Помнится, Розали постоянно совала своим детям пустышки. И Нора тоже. А Винни даже не желал слышать о них. Афра встает.
— Барбара будет недовольна, — предупреждает она. Я пожимаю плечами. В дверях Афра медлит. — По-моему, вы замечательный человек, Мэрион, — бросает она будто невзначай. — Я правда так считаю.
Жаль, что сегодня утром Моне и Мане опять проснулись с затекшими глазами. Жаль, что у меня в квартире так пыльно и тоскливо. Жаль, что картины на стенах вовсе не выглядят как куски холста, измазанные красками. Жаль, что в выходные мне бывает так одиноко и что у меня нет друзей. Жаль, что скоро мне исполнится сорок пять лет, а об этом никто не знает. Кому какое дело? Жаль, что будущее предвещает только перемены к худшему — в старости жизнь съеживается шагреневой кожей, превращается в безнадежную борьбу с одиночеством и болезнями, утешением служит лишь банковский счет, а гордость и разборчивость не позволяют мне пить и развлекаться с сомнительными людьми в пабах и клубах, где полным-полно женщин, подобных мне, разве что более добродушных и раскованных.
Я пожалела, что Лесли Бек однажды зашел ко мне в галерею с картиной Аниты в вытянутых руках — баскетболист, дотянувшийся через головы остальных игроков и забросивший мяч в корзину.
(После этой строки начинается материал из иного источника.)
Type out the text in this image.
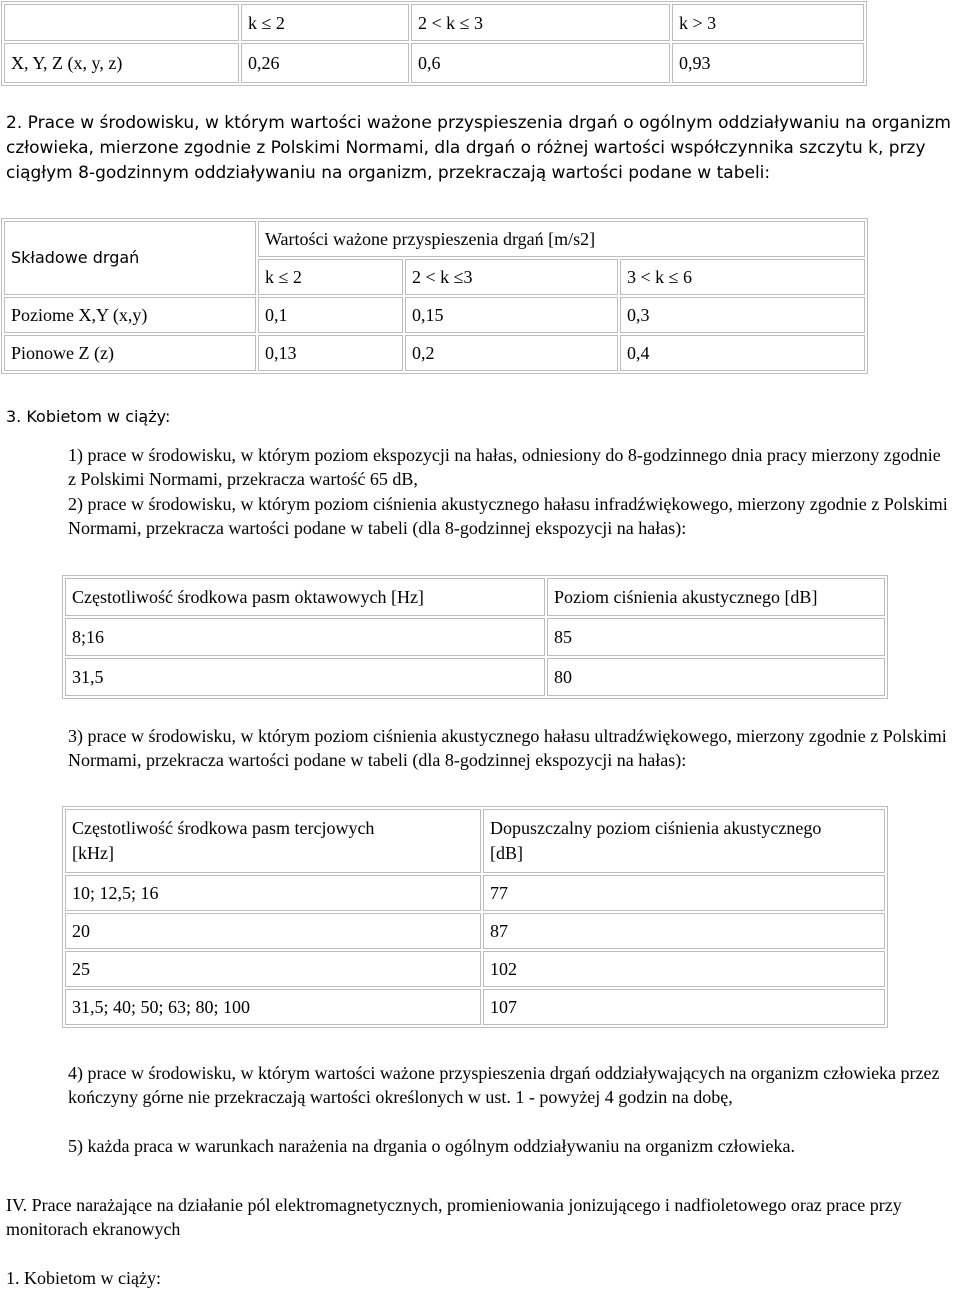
	k ≤ 2	2 < k ≤ 3	k > 3
X, Y, Z (x, y, z)	0,26	0,6	0,93

2. Prace w środowisku, w którym wartości ważone przyspieszenia drgań o ogólnym oddziaływaniu na organizm człowieka, mierzone zgodnie z Polskimi Normami, dla drgań o różnej wartości współczynnika szczytu k, przy ciągłym 8-godzinnym oddziaływaniu na organizm, przekraczają wartości podane w tabeli:

Składowe drgań	Wartości ważone przyspieszenia drgań [m/s2]		
	k ≤ 2	2 < k ≤3	3 < k ≤ 6
Poziome X,Y (x,y)	0,1	0,15	0,3
Pionowe Z (z)	0,13	0,2	0,4

3. Kobietom w ciąży:

1) prace w środowisku, w którym poziom ekspozycji na hałas, odniesiony do 8-godzinnego dnia pracy mierzony zgodnie z Polskimi Normami, przekracza wartość 65 dB,

2) prace w środowisku, w którym poziom ciśnienia akustycznego hałasu infradźwiękowego, mierzony zgodnie z Polskimi Normami, przekracza wartości podane w tabeli (dla 8-godzinnej ekspozycji na hałas):

Częstotliwość środkowa pasm oktawowych [Hz]	Poziom ciśnienia akustycznego [dB]
8;16	85
31,5	80

3) prace w środowisku, w którym poziom ciśnienia akustycznego hałasu ultradźwiękowego, mierzony zgodnie z Polskimi Normami, przekracza wartości podane w tabeli (dla 8-godzinnej ekspozycji na hałas):

Częstotliwość środkowa pasm tercjowych
[kHz]	Dopuszczalny poziom ciśnienia akustycznego
[dB]
10; 12,5; 16	77
20	87
25	102
31,5; 40; 50; 63; 80; 100	107

4) prace w środowisku, w którym wartości ważone przyspieszenia drgań oddziaływających na organizm człowieka przez kończyny górne nie przekraczają wartości określonych w ust. 1 - powyżej 4 godzin na dobę,

5) każda praca w warunkach narażenia na drgania o ogólnym oddziaływaniu na organizm człowieka.

IV. Prace narażające na działanie pól elektromagnetycznych, promieniowania jonizującego i nadfioletowego oraz prace przy monitorach ekranowych

1. Kobietom w ciąży:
Но говорят, одного роста мало, чтобы стать хорошим баскетболистом: нужны еще сноровка, знание стратегии и тактики игры.
Я позвонила Розали, чтобы поболтать. Во вторник утром в галерее почти всегда безлюдно. В наше время уик-энд многие растягивают до полудня вторника.
Розали я призналась, что чувствую себя подавленной. Она испытывала то же чувство, но не желала поддаваться ему. Розали сообщила, что Эд бросил Нору, и я сказала, что не верю своим ушам. А потом мне пришлось прервать разговор: в дверях галереи возник улыбающийся Лесли Бек. Видимо, я привыкла к его возрасту и перестала считать старым. Я ощутила болезненное облегчение, словно проплакала долгие годы и наконец успокоилась, обессилевшая и омытая слезами. Я была рада видеть его.
— Барбары и Афры здесь нет? — спросил он.
— Нет.
— Вот и хорошо, — заявил он. — Я флиртовал с ними, только чтобы подразнить тебя.
Я почти поверила, что он говорит правду.
— Думаю, нам надо пожениться, — продолжал Лесли Бек. — Этого требует жизненная сила. Это наш шанс изменить судьбу к лучшему, и твою, и мою.
— Ты хочешь сказать, — уточнила я, — что с моими деньгами и моей галереей у тебя начнется новая жизнь, несмотря на то что тебя вышвырнули из строительного бизнеса.
— Хорошо еще, что у меня есть крыша над головой, — заметил он. — Не надо так шутить. Я же не шучу.
— Я тоже.
— Ты одинока, я свободен. Вот только от кошачьей шерсти у меня астма. Мне стало легче с тех пор, как сбежала кошка Аниты. И выгляжу я лучше, правда?
— Да.
— Я по-прежнему Лесли Бек Великолепный?
— Да.
Он подошел ко мне вплотную. Его постаревшие руки были все еще красивыми. По привычке он прикоснулся к моему рукаву, предлагая и обещая множество удовольствий сразу.
— Ты ведь так честолюбива, — напомнил он, — и будешь уже не служанкой, а хозяйкой.
Афра и Барбара вошли одновременно, развеяв чары.
— Можешь подумать несколько дней, — разрешил Лесли. — Но не тяни с ответом. Меня могут увести у тебя из-под носа. Я — вдовец с большим домом, где есть центральное отопление, но все, что мне нужно, — это ты. Так было всегда.
— Негодяй! — хором выпалили Барбара и Афра, заметив, как Лесли держал меня за руку. Барбара даже не обратила внимания на пустышку, которую Афра сунула ребенку.
— Будьте осторожны, Мэрион, — предупредила Афра. — Это ловушка. Он охотится за вашими деньгами. С моего приятеля он запросил за квартиру в подвале вдвое дороже, чем следовало. А там нет даже центрального отопления.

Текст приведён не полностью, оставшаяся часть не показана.